The short answer, at least at first is: with caution.
First of all, this move is a good thing.
The fact that broadcasters in the UK are willing to move in this direction is a positive for analytics in the sport. Period.
Huge credit to Opta, Sky, and the BBC for making this possible. I’m still quite staggered that it is happening at all, and using and explaining these numbers daily has been my job since 2014.
Yes, there may be rough patches to start, but everything new has those.
Yes, there may be quibbles about the precision of the model(s) used, but the remarkable fact here is that a model is going to be used at all. I have barely seen the numbers, but if there is a backlash about general discrepancy, then presumably there will be a push to improve the error of the models. That’s part of the natural process of data science.
Yes, expected goals discussion might be best served by having a smart stats guy on air to explain them clearly and concisely, but let’s give all of this a chance before we kill it.
Second of all, please be gentle…
Okay, so we’ve got an expected goals model. What do the numbers it spits out actually mean?
This is where you have to be really careful in making claims about what single shot xG numbers do and do not convey. The analytics community are all guilty of treating these as defaults, largely because the venue where we usually discuss these things is limited to 140 characters. That doesn’t allow much room for caveats. In reality, every tweet about xG values of single shots or even single games comes with a whole host of legal fine print that no one really cares about except the data scientists.
However… since this is going to be on TV, some caution is advised.
An xG value like .40, means that 40% of the time a shot with these qualifiers from this location has been scored. This means all previous shots are factored into that number, which will include a whole range of very simple chances as well as insanely hard ones.
So why do we care about this?
Because it doesn’t actually say much about this particular shot we are discussing right now. It’s more like “in the past, this has happened.”
Now the reason we’re here at all is because most TV commentators have previously been really bad at estimating historic likelihood. (This is a verifiable claim.) For some reason they seem to think the modern incarnation of football is a much easier game than when they played, which makes them far too critical of whether any particular chance should have been scored. I don’t know why this is, but it’s an epidemic across the entirety of European commentary and there isn’t a way to change it without some sort of objective information.
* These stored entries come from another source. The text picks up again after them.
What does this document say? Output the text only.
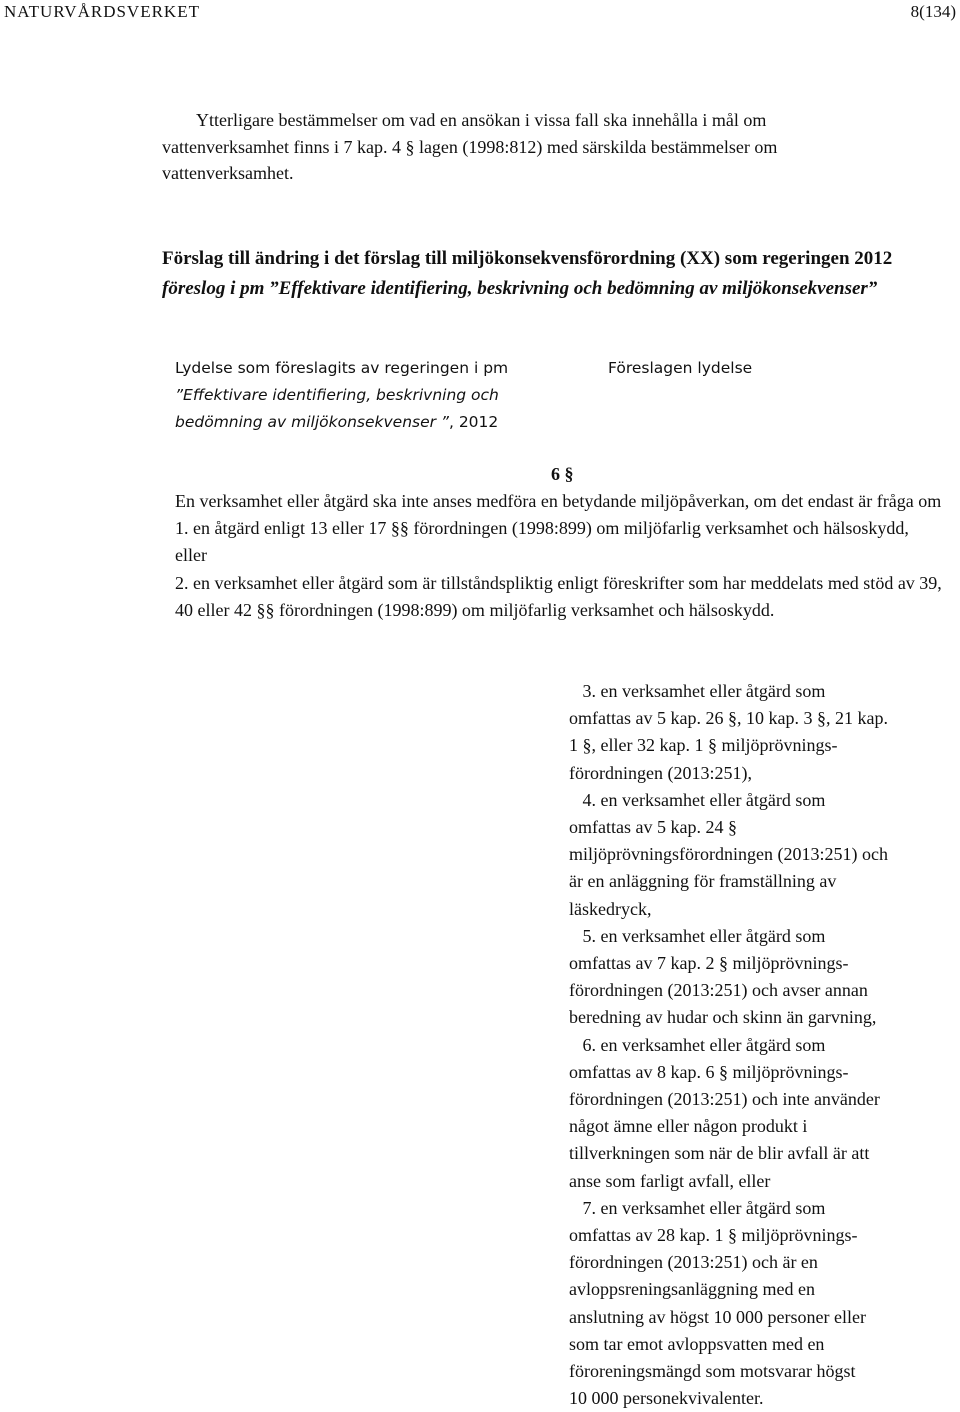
NATURVÅRDSVERKET	8(134)

Ytterligare bestämmelser om vad en ansökan i vissa fall ska innehålla i mål om vattenverksamhet finns i 7 kap. 4 § lagen (1998:812) med särskilda bestämmelser om vattenverksamhet.

Förslag till ändring i det förslag till miljökonsekvensförordning (XX) som regeringen 2012 föreslog i pm ”Effektivare identifiering, beskrivning och bedömning av miljökonsekvenser”
Lydelse som föreslagits av regeringen i pm
”Effektivare identifiering, beskrivning och
bedömning av miljökonsekvenser ”, 2012
Föreslagen lydelse
6 §
En verksamhet eller åtgärd ska inte anses medföra en betydande miljöpåverkan, om det endast är fråga om
1. en åtgärd enligt 13 eller 17 §§ förordningen (1998:899) om miljöfarlig verksamhet och hälsoskydd, eller
2. en verksamhet eller åtgärd som är tillståndspliktig enligt föreskrifter som har meddelats med stöd av 39, 40 eller 42 §§ förordningen (1998:899) om miljöfarlig verksamhet och hälsoskydd.
3. en verksamhet eller åtgärd som
omfattas av 5 kap. 26 §, 10 kap. 3 §, 21 kap.
1 §, eller 32 kap. 1 § miljöprövnings-
förordningen (2013:251),
4. en verksamhet eller åtgärd som
omfattas av 5 kap. 24 §
miljöprövningsförordningen (2013:251) och
är en anläggning för framställning av
läskedryck,
5. en verksamhet eller åtgärd som
omfattas av 7 kap. 2 § miljöprövnings-
förordningen (2013:251) och avser annan
beredning av hudar och skinn än garvning,
6. en verksamhet eller åtgärd som
omfattas av 8 kap. 6 § miljöprövnings-
förordningen (2013:251) och inte använder
något ämne eller någon produkt i
tillverkningen som när de blir avfall är att
anse som farligt avfall, eller
7. en verksamhet eller åtgärd som
omfattas av 28 kap. 1 § miljöprövnings-
förordningen (2013:251) och är en
avloppsreningsanläggning med en
anslutning av högst 10 000 personer eller
som tar emot avloppsvatten med en
föroreningsmängd som motsvarar högst
10 000 personekvivalenter.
This is where xG shines, because it provides an anchor point based on history. All the players in the data set taking these shots are/were professional footballers. It’s not like we’re comparing the expertise of children against the Sergio Agueros of the world – these are mostly like for like comparisons.
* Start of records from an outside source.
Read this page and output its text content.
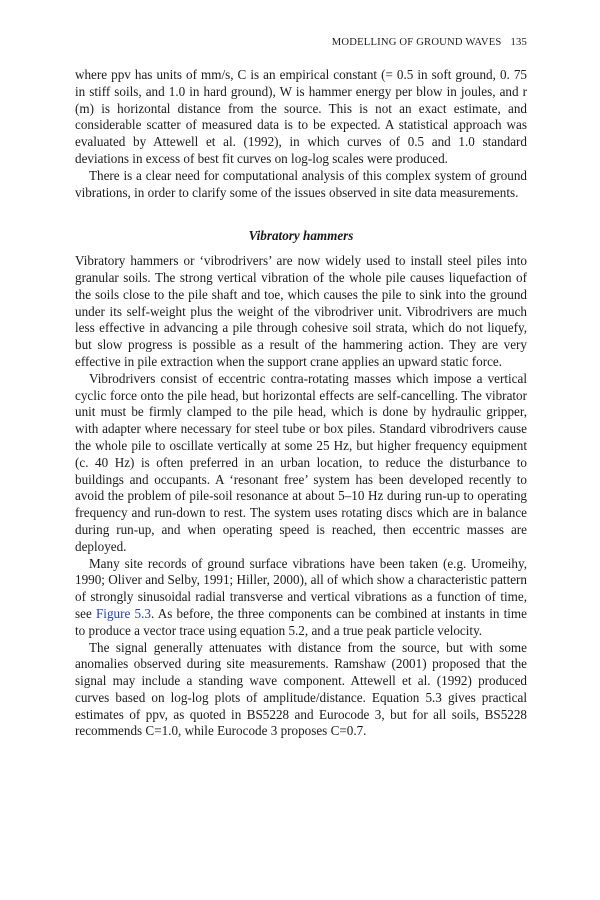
MODELLING OF GROUND WAVES 135

where ppv has units of mm/s, C is an empirical constant (= 0.5 in soft ground, 0. 75 in stiff soils, and 1.0 in hard ground), W is hammer energy per blow in joules, and r (m) is horizontal distance from the source. This is not an exact estimate, and considerable scatter of measured data is to be expected. A statistical approach was evaluated by Attewell et al. (1992), in which curves of 0.5 and 1.0 standard deviations in excess of best fit curves on log-log scales were produced.

There is a clear need for computational analysis of this complex system of ground vibrations, in order to clarify some of the issues observed in site data measurements.

Vibratory hammers

Vibratory hammers or ‘vibrodrivers’ are now widely used to install steel piles into granular soils. The strong vertical vibration of the whole pile causes liquefaction of the soils close to the pile shaft and toe, which causes the pile to sink into the ground under its self-weight plus the weight of the vibrodriver unit. Vibrodrivers are much less effective in advancing a pile through cohesive soil strata, which do not liquefy, but slow progress is possible as a result of the hammering action. They are very effective in pile extraction when the support crane applies an upward static force.

Vibrodrivers consist of eccentric contra-rotating masses which impose a vertical cyclic force onto the pile head, but horizontal effects are self-cancelling. The vibrator unit must be firmly clamped to the pile head, which is done by hydraulic gripper, with adapter where necessary for steel tube or box piles. Standard vibrodrivers cause the whole pile to oscillate vertically at some 25 Hz, but higher frequency equipment (c. 40 Hz) is often preferred in an urban location, to reduce the disturbance to buildings and occupants. A ‘resonant free’ system has been developed recently to avoid the problem of pile-soil resonance at about 5–10 Hz during run-up to operating frequency and run-down to rest. The system uses rotating discs which are in balance during run-up, and when operating speed is reached, then eccentric masses are deployed.

Many site records of ground surface vibrations have been taken (e.g. Uromeihy, 1990; Oliver and Selby, 1991; Hiller, 2000), all of which show a characteristic pattern of strongly sinusoidal radial transverse and vertical vibrations as a function of time, see Figure 5.3. As before, the three components can be combined at instants in time to produce a vector trace using equation 5.2, and a true peak particle velocity.

The signal generally attenuates with distance from the source, but with some anomalies observed during site measurements. Ramshaw (2001) proposed that the signal may include a standing wave component. Attewell et al. (1992) produced curves based on log-log plots of amplitude/distance. Equation 5.3 gives practical estimates of ppv, as quoted in BS5228 and Eurocode 3, but for all soils, BS5228 recommends C=1.0, while Eurocode 3 proposes C=0.7.
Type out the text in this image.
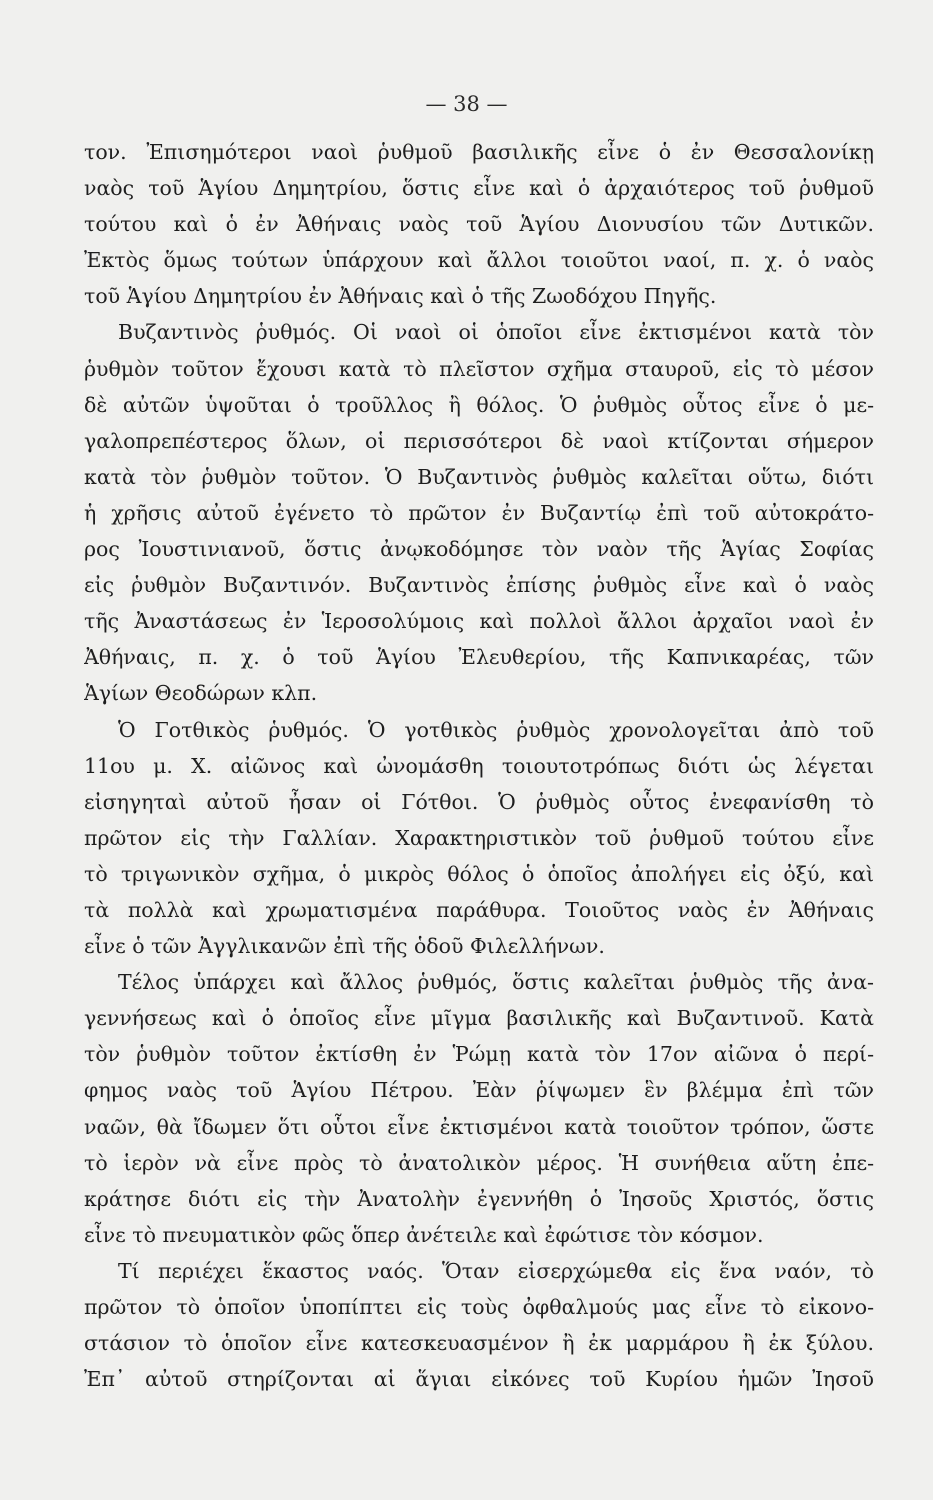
— 38 —
τον. Ἐπισημότεροι ναοὶ ῥυθμοῦ βασιλικῆς εἶνε ὁ ἐν Θεσσαλονίκῃ
ναὸς τοῦ Ἁγίου Δημητρίου, ὅστις εἶνε καὶ ὁ ἀρχαιότερος τοῦ ῥυθμοῦ
τούτου καὶ ὁ ἐν Ἀθήναις ναὸς τοῦ Ἁγίου Διονυσίου τῶν Δυτικῶν.
Ἐκτὸς ὅμως τούτων ὑπάρχουν καὶ ἄλλοι τοιοῦτοι ναοί, π. χ. ὁ ναὸς
τοῦ Ἁγίου Δημητρίου ἐν Ἀθήναις καὶ ὁ τῆς Ζωοδόχου Πηγῆς.
Βυζαντινὸς ῥυθμός. Οἱ ναοὶ οἱ ὁποῖοι εἶνε ἐκτισμένοι κατὰ τὸν
ῥυθμὸν τοῦτον ἔχουσι κατὰ τὸ πλεῖστον σχῆμα σταυροῦ, εἰς τὸ μέσον
δὲ αὐτῶν ὑψοῦται ὁ τροῦλλος ἢ θόλος. Ὁ ῥυθμὸς οὗτος εἶνε ὁ με-
γαλοπρεπέστερος ὅλων, οἱ περισσότεροι δὲ ναοὶ κτίζονται σήμερον
κατὰ τὸν ῥυθμὸν τοῦτον. Ὁ Βυζαντινὸς ῥυθμὸς καλεῖται οὕτω, διότι
ἡ χρῆσις αὐτοῦ ἐγένετο τὸ πρῶτον ἐν Βυζαντίῳ ἐπὶ τοῦ αὐτοκράτο-
ρος Ἰουστινιανοῦ, ὅστις ἀνῳκοδόμησε τὸν ναὸν τῆς Ἁγίας Σοφίας
εἰς ῥυθμὸν Βυζαντινόν. Βυζαντινὸς ἐπίσης ῥυθμὸς εἶνε καὶ ὁ ναὸς
τῆς Ἀναστάσεως ἐν Ἱεροσολύμοις καὶ πολλοὶ ἄλλοι ἀρχαῖοι ναοὶ ἐν
Ἀθήναις, π. χ. ὁ τοῦ Ἁγίου Ἐλευθερίου, τῆς Καπνικαρέας, τῶν
Ἁγίων Θεοδώρων κλπ.
Ὁ Γοτθικὸς ῥυθμός. Ὁ γοτθικὸς ῥυθμὸς χρονολογεῖται ἀπὸ τοῦ
11ου μ. Χ. αἰῶνος καὶ ὠνομάσθη τοιουτοτρόπως διότι ὡς λέγεται
εἰσηγηταὶ αὐτοῦ ἦσαν οἱ Γότθοι. Ὁ ῥυθμὸς οὗτος ἐνεφανίσθη τὸ
πρῶτον εἰς τὴν Γαλλίαν. Χαρακτηριστικὸν τοῦ ῥυθμοῦ τούτου εἶνε
τὸ τριγωνικὸν σχῆμα, ὁ μικρὸς θόλος ὁ ὁποῖος ἀπολήγει εἰς ὀξύ, καὶ
τὰ πολλὰ καὶ χρωματισμένα παράθυρα. Τοιοῦτος ναὸς ἐν Ἀθήναις
εἶνε ὁ τῶν Ἀγγλικανῶν ἐπὶ τῆς ὁδοῦ Φιλελλήνων.
Τέλος ὑπάρχει καὶ ἄλλος ῥυθμός, ὅστις καλεῖται ῥυθμὸς τῆς ἀνα-
γεννήσεως καὶ ὁ ὁποῖος εἶνε μῖγμα βασιλικῆς καὶ Βυζαντινοῦ. Κατὰ
τὸν ῥυθμὸν τοῦτον ἐκτίσθη ἐν Ῥώμῃ κατὰ τὸν 17ον αἰῶνα ὁ περί-
φημος ναὸς τοῦ Ἁγίου Πέτρου. Ἐὰν ῥίψωμεν ἓν βλέμμα ἐπὶ τῶν
ναῶν, θὰ ἴδωμεν ὅτι οὗτοι εἶνε ἐκτισμένοι κατὰ τοιοῦτον τρόπον, ὥστε
τὸ ἱερὸν νὰ εἶνε πρὸς τὸ ἀνατολικὸν μέρος. Ἡ συνήθεια αὕτη ἐπε-
κράτησε διότι εἰς τὴν Ἀνατολὴν ἐγεννήθη ὁ Ἰησοῦς Χριστός, ὅστις
εἶνε τὸ πνευματικὸν φῶς ὅπερ ἀνέτειλε καὶ ἐφώτισε τὸν κόσμον.
Τί περιέχει ἕκαστος ναός. Ὅταν εἰσερχώμεθα εἰς ἕνα ναόν, τὸ
πρῶτον τὸ ὁποῖον ὑποπίπτει εἰς τοὺς ὀφθαλμούς μας εἶνε τὸ εἰκονο-
στάσιον τὸ ὁποῖον εἶνε κατεσκευασμένον ἢ ἐκ μαρμάρου ἢ ἐκ ξύλου.
Ἐπ᾽ αὐτοῦ στηρίζονται αἱ ἅγιαι εἰκόνες τοῦ Κυρίου ἡμῶν Ἰησοῦ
And this is where the commentators get to apply their expertise…
Because as noted above, xG models have very little information about the particulars of any one chance. Commentators, on the other hand, have all the information, including expertise in knowing what it’s like to be on the pitch trying to score those goals.
They can then apply their expertise and tell us why a single shot is likely easier or harder than all the other shots from that location. It won’t generally turn a 9% chance into a 90% chance (see also: wide angle headers from 10 yards out), but it could easily be double or treble what the model estimates.
I stated in my article last year, I feel like the commentators don’t get enough chance to apply their expertise in place of cliche. Adding an underlying xG model gives them exactly that opportunity.
My show pitch
Opta have a lot of data from the entirety of the Premier League at their disposal. It would be brilliant to see someone walk ex-players back through the stats and data from their own careers and discuss it, especially when paired with video highlights.
It could also potentially be a huge conversion point for players and coaches on the value data represents to the game.
Example: Alan Shearer is easily one of the best forwards ever to play in the Premier League. This isn’t a claim anyone will argue with. However, as good as he was, Shearer probably only scored about one in every five shots he took. 20%. Maybe less.
If one of the PL’s best ever forwards only scores at that rate, and you prove this info to him with his own stats, maybe it will soften/improve his commentary when evaluating others?
Football has changed.
I’ve been saying this all summer, but even compared to 12 months ago, I am seeing massive differences in how interested clubs are in adding data analysis into their football process. The fact that media are picking up on this and moving forward is a clear sign that football itself is in transition. Whether certain groups of fans like it or not, the world is progressing from viewing data analysts as “xG Virgins” (as someone recently tweeted at me), into people that work inside of football clubs and have their analysis appear regularly in the mainstream.
My suspicion is that this transition won’t be an entirely smooth one, but it is unequivocally positive. It’s also going to create an entire new generation of highly educated fans and coaches who view the game itself in a more knowledgeable light.
In the meantime, my only request is please, be gentle. With feedback, with drawn conclusions, with criticism. With everything.